Entonces, ¿qué debería hacer el gobierno de los EE.UU. a largo plazo para hacer frente al problema? Una respuesta sería facilitar la identificación y procesamiento de los informadores. Los documentos digitales pueden pasar de mano a mano con facilidad, e incluso los documentos clasificados suelen ser más útiles cuanta más gente dentro del gobierno los pueda ver. En lugar de restringir aún más la distribución—exacerbando los problemas derivados del intercambio de inteligencia—podrían establecerse marcas de agua de forma más habitual. La observación de un documento por un funcionario puede diferenciarse de forma sutil e imperceptible en comparación con las demás, de forma que no cambie su uso y significado. Si el documento acaba siendo filtrado, su propia existencia podría ayudar a identificar qué copia en particular fue la que originó la fuga. Esta es una solución tecnológica a medio plazo—las marcas de agua esteganográficas—y enfrentaría a los responsables a la aceptación de las consecuencias que pudieran resultar de ser identificados como quienes originaron la fuga. (Incluso de este modo, la gran cantidad de documentos, junto con el examen de lo que no fue publicado, probablemente ponga a las autoridades en una buena posición para identificar a las personas que actuaron como fuente de la fuga.)

Más importante aún, no parece haber consenso en cuanto a que haya mucho material clasificado, ni durante demasiado tiempo. A medida que esas etiquetas proliferan en materiales cuya publicación no amenazaría la seguridad nacional, esto puede hacer que incluso el usuario de información clasificada más diligente tenga una menor percepción de por qué dicha distinción es importante. Lo que resulta aún peor, las filtraciones a menudo son un instrumento utilizado dentro de la política oficial del gobierno. Esto no siempre implica la fuga de información clasificada, pero a medida que se convierte en una práctica común, aprobada o iniciada a los niveles más altos, la filtración de información en lugar de entregarla directamente hace que resulte más difícil implantar la ética de que los secretos deben guardarse. Al unir una cultura de clasificación excesiva con una de fugas "aprobadas" y estratégicas, el resultado nos da lo peor de ambos mundos.
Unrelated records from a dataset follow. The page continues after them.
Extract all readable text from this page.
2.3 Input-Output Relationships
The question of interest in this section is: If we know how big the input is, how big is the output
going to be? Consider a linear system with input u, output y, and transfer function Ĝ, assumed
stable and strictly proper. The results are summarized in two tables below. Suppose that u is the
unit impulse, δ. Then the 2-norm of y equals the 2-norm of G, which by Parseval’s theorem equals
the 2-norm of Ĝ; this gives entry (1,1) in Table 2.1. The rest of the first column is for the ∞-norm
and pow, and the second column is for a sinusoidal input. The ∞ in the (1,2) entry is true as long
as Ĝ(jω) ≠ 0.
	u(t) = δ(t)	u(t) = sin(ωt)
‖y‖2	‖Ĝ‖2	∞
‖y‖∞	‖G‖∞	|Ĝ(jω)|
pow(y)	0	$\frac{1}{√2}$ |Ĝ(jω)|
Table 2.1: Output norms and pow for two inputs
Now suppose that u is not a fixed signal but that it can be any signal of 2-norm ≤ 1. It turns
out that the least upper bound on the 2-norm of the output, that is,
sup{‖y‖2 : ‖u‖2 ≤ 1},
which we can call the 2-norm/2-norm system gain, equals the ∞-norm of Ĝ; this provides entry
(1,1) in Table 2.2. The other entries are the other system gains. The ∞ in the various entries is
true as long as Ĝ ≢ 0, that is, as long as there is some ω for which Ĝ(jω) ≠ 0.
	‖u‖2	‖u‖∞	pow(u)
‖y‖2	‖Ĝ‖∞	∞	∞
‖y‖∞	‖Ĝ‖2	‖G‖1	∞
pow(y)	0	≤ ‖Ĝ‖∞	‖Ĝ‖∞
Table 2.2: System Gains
Esto sugiere que la clasificación sería más eficaz si se aplicase como una excepción y no como regla, y sólo en tipos de información reducidos y específicamente enumerados cuya divulgación podría afectar la seguridad nacional de forma muy específica: fuentes de inteligencia (como por ejemplo aquellas que comparten un secreto con el gobierno ), métodos de inteligencia (como el modo en que el gobierno puede vigilar en silencio a un enemigo), y secretos sobre bombas nucleares. (Incluso esta última categoría parece estar sobreprotegida, dada la cantidad de información existente al alcance del dominio público. El mayor obstáculo contra la proliferación nuclear podría encontrarse en el material físico, y no en conocimientos técnicos.)
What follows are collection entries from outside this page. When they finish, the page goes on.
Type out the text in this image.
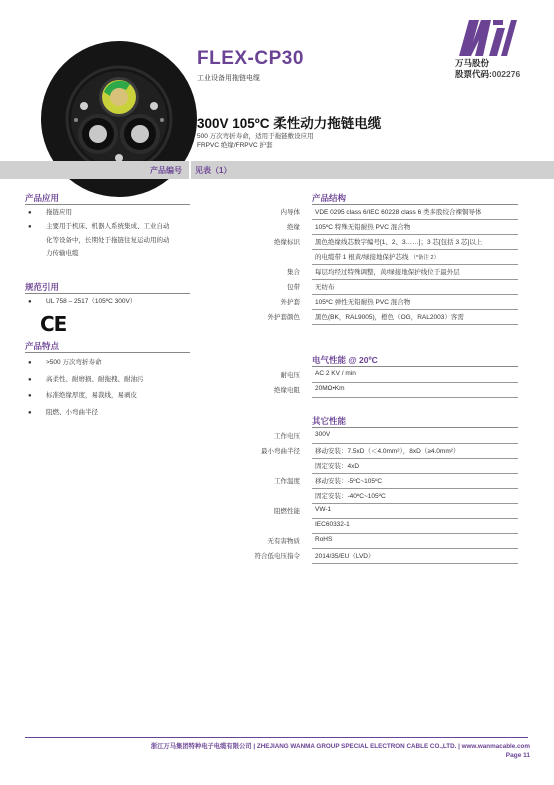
FLEX-CP30
工业设备用拖链电缆
万马股份
股票代码:002276
300V 105ºC 柔性动力拖链电缆
500 万次弯折寿命，适用于拖链敷设应用
FRPVC 绝缘/FRPVC 护套
产品编号 见表（1）
产品应用
● 拖链应用
● 主要用于机床、机器人系统集成、工业自动
化等设备中，长期处于拖链往复运动用的动
力传输电缆
规范引用
● UL 758 – 2517（105ºC 300V）
CE
产品特点
● >500 万次弯折寿命
● 高柔性、耐磨损、耐拖拽、耐油污
● 标准绝缘厚度，易裁线，易剥皮
● 阻燃、小弯曲半径
产品结构
内导体 VDE 0295 class 6/IEC 60228 class 6 类多股绞合裸铜导体
绝缘 105ºC 特殊无铅耐热 PVC 混合物
绝缘标识 黑色绝缘线芯数字编号[1、2、3……]；3 芯[包括 3 芯]以上
的电缆带 1 根黄/绿接地保护芯线 （*备注 2）
集合 每层均经过特殊调整，黄/绿接地保护线位于最外层
包带 无纺布
外护套 105ºC 弹性无铅耐热 PVC 混合物
外护套颜色 黑色(BK，RAL9005)，橙色（OG，RAL2003）客需
电气性能 @ 20ºC
耐电压 AC 2 KV / min
绝缘电阻 20MΩ•Km
其它性能
工作电压 300V
最小弯曲半径 移动安装：7.5xD（＜4.0mm²），8xD（≥4.0mm²）
固定安装：4xD
工作温度 移动安装：-5ºC~105ºC
固定安装：-40ºC~105ºC
阻燃性能 VW-1
IEC60332-1
无有害物质 RoHS
符合低电压指令 2014/35/EU（LVD）
浙江万马集团特种电子电缆有限公司 | ZHEJIANG WANMA GROUP SPECIAL ELECTRON CABLE CO.,LTD. | www.wanmacable.com
Page 11
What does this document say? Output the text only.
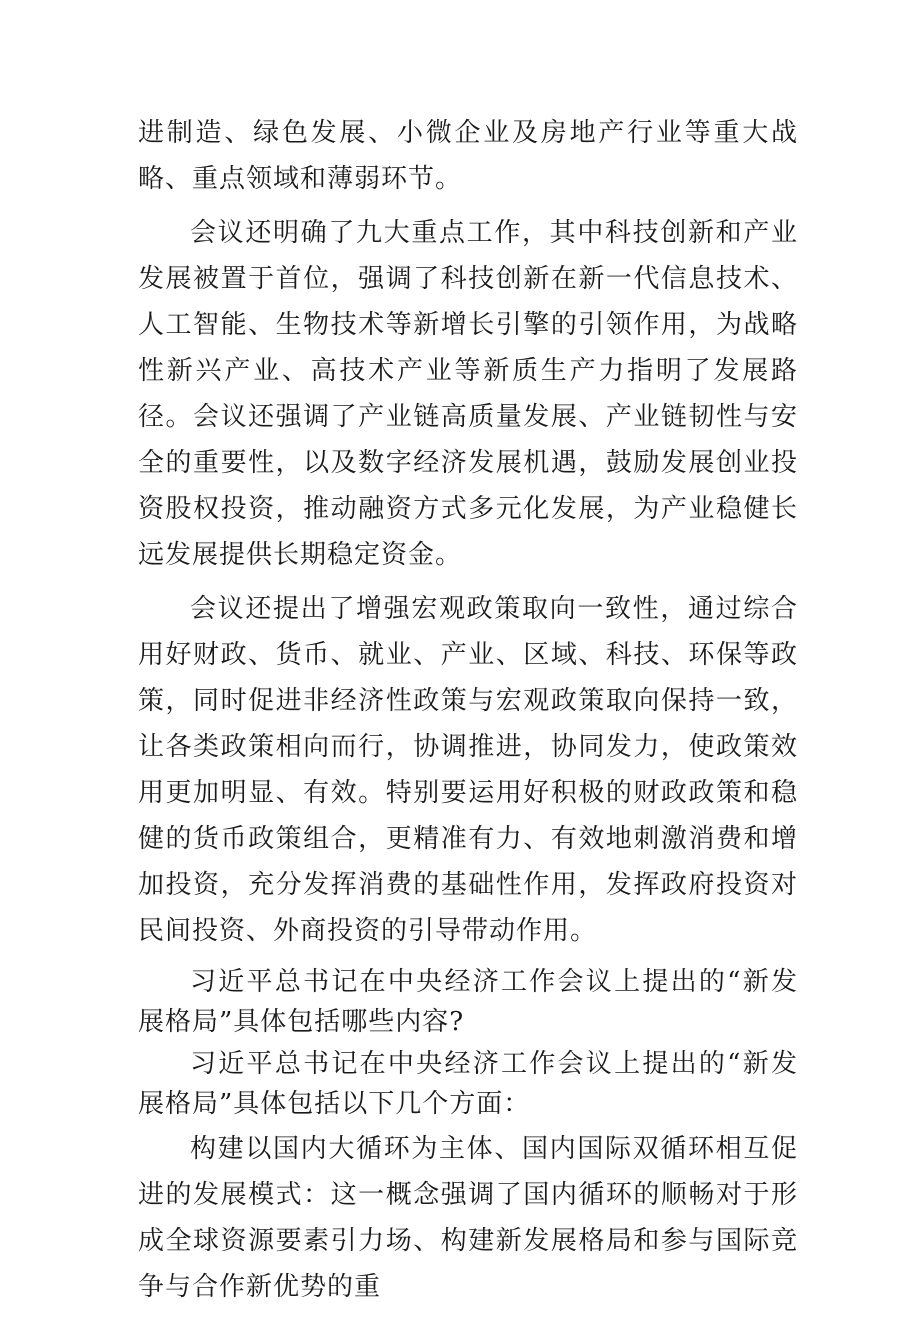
进制造、绿色发展、小微企业及房地产行业等重大战略、重点领域和薄弱环节。

会议还明确了九大重点工作，其中科技创新和产业发展被置于首位，强调了科技创新在新一代信息技术、人工智能、生物技术等新增长引擎的引领作用，为战略性新兴产业、高技术产业等新质生产力指明了发展路径。会议还强调了产业链高质量发展、产业链韧性与安全的重要性，以及数字经济发展机遇，鼓励发展创业投资股权投资，推动融资方式多元化发展，为产业稳健长远发展提供长期稳定资金。

会议还提出了增强宏观政策取向一致性，通过综合用好财政、货币、就业、产业、区域、科技、环保等政策，同时促进非经济性政策与宏观政策取向保持一致，让各类政策相向而行，协调推进，协同发力，使政策效用更加明显、有效。特别要运用好积极的财政政策和稳健的货币政策组合，更精准有力、有效地刺激消费和增加投资，充分发挥消费的基础性作用，发挥政府投资对民间投资、外商投资的引导带动作用。

习近平总书记在中央经济工作会议上提出的“新发展格局”具体包括哪些内容?

习近平总书记在中央经济工作会议上提出的“新发展格局”具体包括以下几个方面：

构建以国内大循环为主体、国内国际双循环相互促进的发展模式：这一概念强调了国内循环的顺畅对于形成全球资源要素引力场、构建新发展格局和参与国际竞争与合作新优势的重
Por último: una lección para cualquier grupo o institución que desee guardar un secreto importante y revelador de identidades: la distancia entre la cara que uno presenta al mundo y la cara que presentamos ante nosotros mismos ya no puede ser demasiado grande. Como el agua cuando quiere encontrar su nivel, la cara interna acabará siendo conocida. La verdad, o al menos una mayor cantidad de sus partes constituyentes, saldrá a la luz. En general, esto es algo bueno. Aquellos que tienen más que temer de un entorno abierto son los que mantienen agendas cerradas, para quienes el debate público es una amenaza en vez de una oportunidad. La fortaleza a largo plazo radica en la persuasión basada en hechos, y no en el artificio cuidadosamente construido.

Jonathan Zittrain es profesor de derecho de internet en la Escuela de Derecho de Harvard y cofundador y codirector de la facultad del Centro Berkman para Internet y Sociedad de la Universidad de Harvard.